The U.N. adviser, whom the global body considers an independent “expert,” shared a link to the anti-Israel, Chassidic sect Neturei Karta (“Guardians of the City”), whose social-media handle states that it is “opposed the establishment and retain all opposition to the existence of the so-called State of Israel.”

“On Nov. 1, anti-Zionist Jews gathered outside the New School, New York City, countering Zionist protests against U.N. rapporteur Francesca Albanese,” the group wrote. “With banners reading, ‘True Jews say: We appreciate U.N. and UNRWA support for oppressed Palestinians,’ they showed solidarity, rejecting Zionist intimidation and standing for justice in Palestine. Free Palestine.”

The group, which is ostracized by mainstream U.S. Jewry, attended one of the stops on Albanese’s speaking tour in the United States and Canada, following her release of a report and presentation of it to the U.N. General Assembly. The report purports to provide “clearly identifiable” evidence of Israeli genocide against Palestinians.

‘The fringe of the fringe of the fringe’

Jewish and pro-Israel groups have slammed the report as a “gross perversion of history” and “weaponizing Holocaust comparisons,” JNS has reported.

“Someone on Francesca Albanese’s staff ought to tell her that the Neturei Karta are the fringe of the fringe of the fringe,” wrote Jason Greenblatt, a former White House Middle East envoy.

The Campaign Against Antisemitism wrote that Neturei Karta “is a tiny Jewish sect, shunned by the majority of Jews” and “implacably opposed to the existence of the State of Israel for theological reasons and frequently attends anti-Israel demonstrations.”

“They number in the hundreds, but some estimates put their membership at 5,000. That means they represent, at most, 0.03% of the global Jewish population,” the British nonprofit stated. “Their views are so extreme that a few years ago, they visited Iran to participate in then-President Mahmoud Ahmadinejad’s Holocaust-denial conference.”

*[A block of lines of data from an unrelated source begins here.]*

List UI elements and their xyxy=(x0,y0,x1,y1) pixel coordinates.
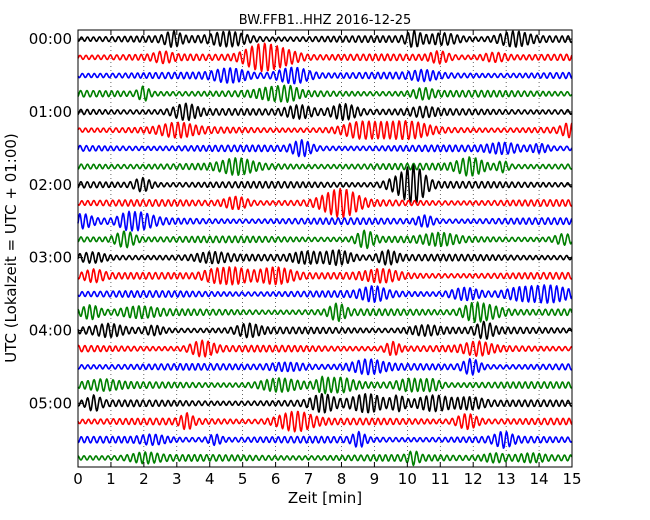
x-tick-label: 10 xyxy=(398,470,417,488)
x-tick-label: 0 xyxy=(73,470,83,488)
trace-line xyxy=(77,120,573,141)
plot-frame xyxy=(77,29,573,468)
trace-line xyxy=(77,187,573,218)
x-tick-label: 9 xyxy=(370,470,380,488)
trace-line xyxy=(77,249,573,267)
trace-line xyxy=(77,164,573,205)
x-tick-label: 14 xyxy=(530,470,549,488)
trace-line xyxy=(77,430,573,449)
trace-line xyxy=(77,301,573,324)
trace-line xyxy=(77,266,573,286)
x-tick-label: 8 xyxy=(337,470,347,488)
trace-line xyxy=(77,66,573,85)
trace-line xyxy=(77,156,573,177)
y-tick-label: 02:00 xyxy=(29,176,72,194)
trace-line xyxy=(77,42,573,73)
x-tick-label: 15 xyxy=(562,470,581,488)
x-tick-label: 6 xyxy=(271,470,281,488)
x-tick-label: 4 xyxy=(205,470,215,488)
x-tick-label: 1 xyxy=(106,470,116,488)
trace-line xyxy=(77,102,573,122)
trace-group xyxy=(77,30,573,467)
x-tick-label: 2 xyxy=(139,470,149,488)
y-tick-label: 00:00 xyxy=(29,30,72,48)
trace-line xyxy=(77,84,573,103)
chart-title: BW.FFB1..HHZ 2016-12-25 xyxy=(239,13,412,28)
y-tick-label: 04:00 xyxy=(29,321,72,339)
x-tick-label: 11 xyxy=(431,470,450,488)
trace-line xyxy=(77,357,573,376)
y-tick-label: 05:00 xyxy=(29,394,72,412)
trace-line xyxy=(77,229,573,250)
trace-line xyxy=(77,410,573,433)
x-tick-label: 13 xyxy=(497,470,516,488)
x-axis-ticks: 0 1 2 3 4 5 6 7 8 9 10 11 12 13 14 15 xyxy=(73,30,582,488)
trace-line xyxy=(77,284,573,304)
x-tick-label: 7 xyxy=(304,470,314,488)
y-axis-ticks: 00:00 01:00 02:00 03:00 04:00 05:00 xyxy=(29,30,572,412)
y-axis-label: UTC (Lokalzeit = UTC + 01:00) xyxy=(2,133,20,363)
trace-line xyxy=(77,30,573,48)
trace-line xyxy=(77,393,573,414)
x-tick-label: 3 xyxy=(172,470,182,488)
x-axis-label: Zeit [min] xyxy=(288,489,362,507)
trace-line xyxy=(77,339,572,358)
x-tick-label: 12 xyxy=(464,470,483,488)
y-tick-label: 03:00 xyxy=(29,249,72,267)
y-tick-label: 01:00 xyxy=(29,103,72,121)
x-tick-label: 5 xyxy=(238,470,248,488)
trace-line xyxy=(77,139,573,158)
trace-line xyxy=(77,210,573,232)
trace-line xyxy=(77,320,573,340)
grid-lines xyxy=(110,30,540,467)
trace-line xyxy=(77,375,572,395)
trace-line xyxy=(77,450,573,467)
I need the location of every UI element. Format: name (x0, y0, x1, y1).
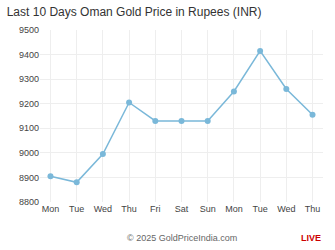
svg-text:LIVE: LIVE (301, 233, 321, 243)
svg-text:9500: 9500 (19, 25, 39, 35)
svg-text:9200: 9200 (19, 99, 39, 109)
svg-text:Tue: Tue (69, 204, 84, 214)
svg-text:Wed: Wed (94, 204, 112, 214)
svg-text:8900: 8900 (19, 173, 39, 183)
svg-text:9100: 9100 (19, 123, 39, 133)
svg-text:Fri: Fri (150, 204, 161, 214)
svg-text:9400: 9400 (19, 50, 39, 60)
svg-text:Tue: Tue (253, 204, 268, 214)
svg-text:9300: 9300 (19, 74, 39, 84)
svg-text:9000: 9000 (19, 148, 39, 158)
svg-text:8800: 8800 (19, 197, 39, 207)
svg-text:Thu: Thu (121, 204, 137, 214)
svg-text:© 2025 GoldPriceIndia.com: © 2025 GoldPriceIndia.com (127, 233, 237, 243)
svg-text:Wed: Wed (277, 204, 295, 214)
svg-text:Thu: Thu (305, 204, 321, 214)
svg-text:Mon: Mon (42, 204, 60, 214)
svg-text:Mon: Mon (225, 204, 243, 214)
svg-text:Sat: Sat (175, 204, 189, 214)
svg-text:Sun: Sun (200, 204, 216, 214)
svg-text:Last 10 Days Oman Gold Price i: Last 10 Days Oman Gold Price in Rupees (… (7, 5, 262, 19)
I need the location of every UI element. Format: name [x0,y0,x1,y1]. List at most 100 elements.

“Tokenizing a fringe Jewish sect, which is itself often guilty of pushing antisemitic tropes, to push your own agenda proves that you do not, at heart, care about the interests or well-being of the Jewish community at large,” it added.

The New School, where Albanese and Neturei Karta appeared, is under federal Title VI investigation for alleged discrimination based on “shared ancestry” under the 1964 Civil Rights Law.

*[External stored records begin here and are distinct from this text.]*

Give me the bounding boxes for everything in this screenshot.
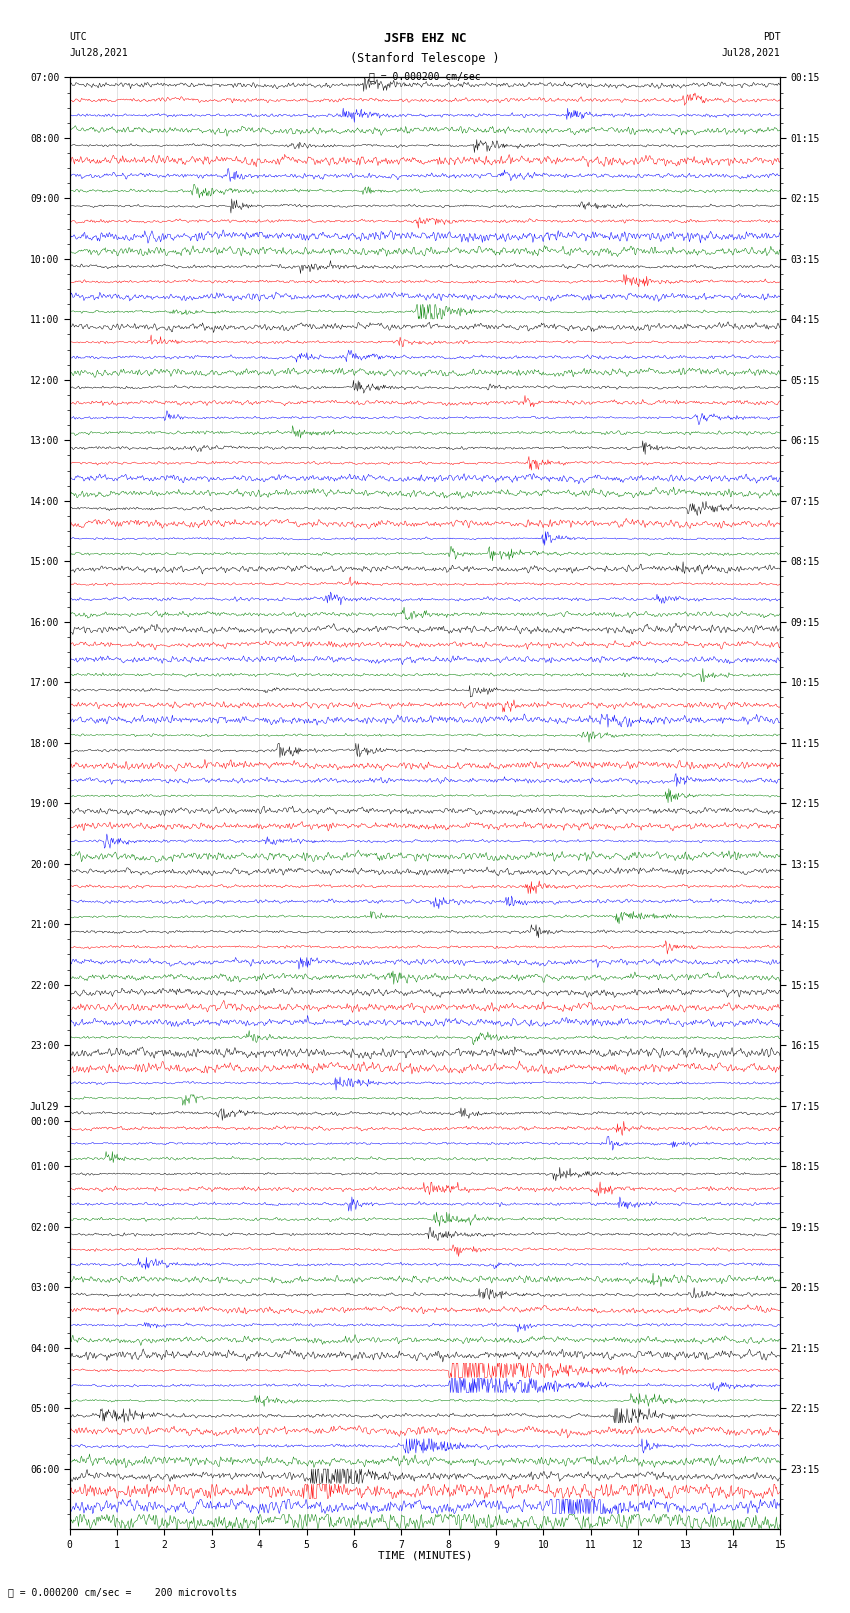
Text: JSFB EHZ NC: JSFB EHZ NC (383, 32, 467, 45)
Text: Jul28,2021: Jul28,2021 (722, 48, 780, 58)
Text: (Stanford Telescope ): (Stanford Telescope ) (350, 52, 500, 65)
X-axis label: TIME (MINUTES): TIME (MINUTES) (377, 1552, 473, 1561)
Text: ⎸ = 0.000200 cm/sec: ⎸ = 0.000200 cm/sec (369, 71, 481, 81)
Text: PDT: PDT (762, 32, 780, 42)
Text: Jul28,2021: Jul28,2021 (70, 48, 128, 58)
Text: ⎸ = 0.000200 cm/sec =    200 microvolts: ⎸ = 0.000200 cm/sec = 200 microvolts (8, 1587, 238, 1597)
Text: UTC: UTC (70, 32, 88, 42)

The New School Free Press, a student publication, reported in March that the “investigation is likely related to how the university responded to protests related to the ongoing violence in Gaza.” In a statement to the publication about the U.S. Education Department probe, the New School said that “antisemitism has no place on our campus.”

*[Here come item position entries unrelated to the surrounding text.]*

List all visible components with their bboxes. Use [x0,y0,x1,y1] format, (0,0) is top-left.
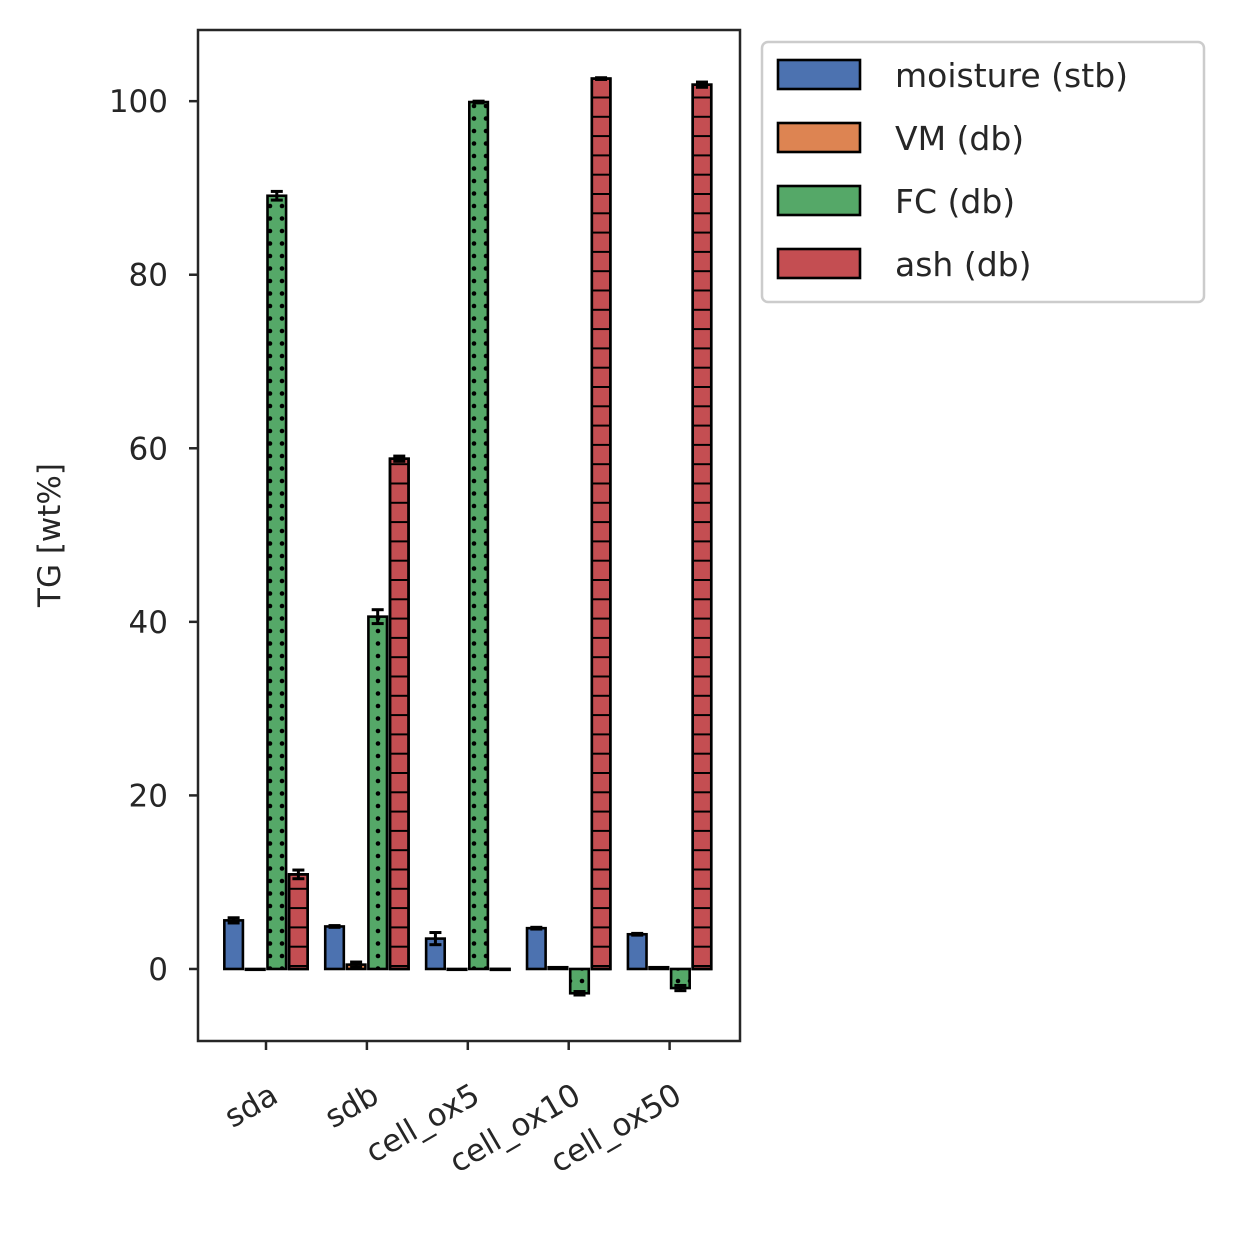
legend-swatch [776,121,862,154]
bar-hatch-dots [368,616,387,969]
y-tick-label: 100 [109,84,168,120]
bar-hatch-dots [267,195,287,969]
y-tick-label: 40 [129,605,168,641]
y-axis-label: TG [wt%] [32,463,68,608]
y-tick-label: 20 [129,778,168,814]
bar-cell_ox10-1 [547,965,569,971]
bar-hatch-lines [692,84,712,969]
legend-label: moisture (stb) [895,56,1128,95]
bar-hatch-lines [591,78,611,969]
legend-swatch [776,58,862,91]
bar-hatch-dots [570,968,589,994]
y-tick-label: 0 [148,952,168,988]
legend-swatch [776,247,862,280]
legend-label: FC (db) [895,182,1015,221]
legend-label: ash (db) [895,245,1031,284]
bar-sdb-0 [323,925,346,971]
bar-cell_ox10-0 [525,926,547,971]
bar-sda-0 [223,919,245,971]
bar-hatch-lines [389,458,409,969]
x-tick-label: sda [219,1077,284,1136]
legend: moisture (stb) VM (db) FC (db) ash (db) [760,40,1206,304]
bar-cell_ox50-1 [648,965,670,971]
bar-outline [489,967,511,972]
bar-sda-1 [244,967,266,972]
legend-label: VM (db) [895,119,1024,158]
y-tick-label: 80 [129,258,168,294]
bar-hatch-dots [469,102,488,969]
bar-hatch-lines [289,874,308,969]
bar-cell_ox5-1 [446,967,468,972]
legend-box [760,40,1206,304]
bar-cell_ox50-0 [626,932,648,971]
legend-swatch [776,184,862,217]
y-tick-label: 60 [129,431,168,467]
bar-hatch-dots [671,968,690,989]
x-tick-label: sdb [319,1077,385,1136]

Albanese canceled a keynote address at a Palestinian conference in Montreal, which was slated to be part of her speaking tour, after it was revealed that another scheduled speaker was the head of Samidoun, a U.S.- and Canadian-designated terror group.

A spokesman for António Guterres, the U.N. secretary-general, told JNS that the U.N. leader’s office has “distanced ourselves” from Albanese after she “attacked” Guterres over Gaza-related issues.

The spokesman said Guterres did not contact Albanese about the Montreal event. “I cannot imagine her being the type to take kindly to any pressure from the secretary-general not to do something,” the spokesman said.

As a special rapporteur, Albanese has an independent mandate and doesn’t report to anyone in the United Nations system.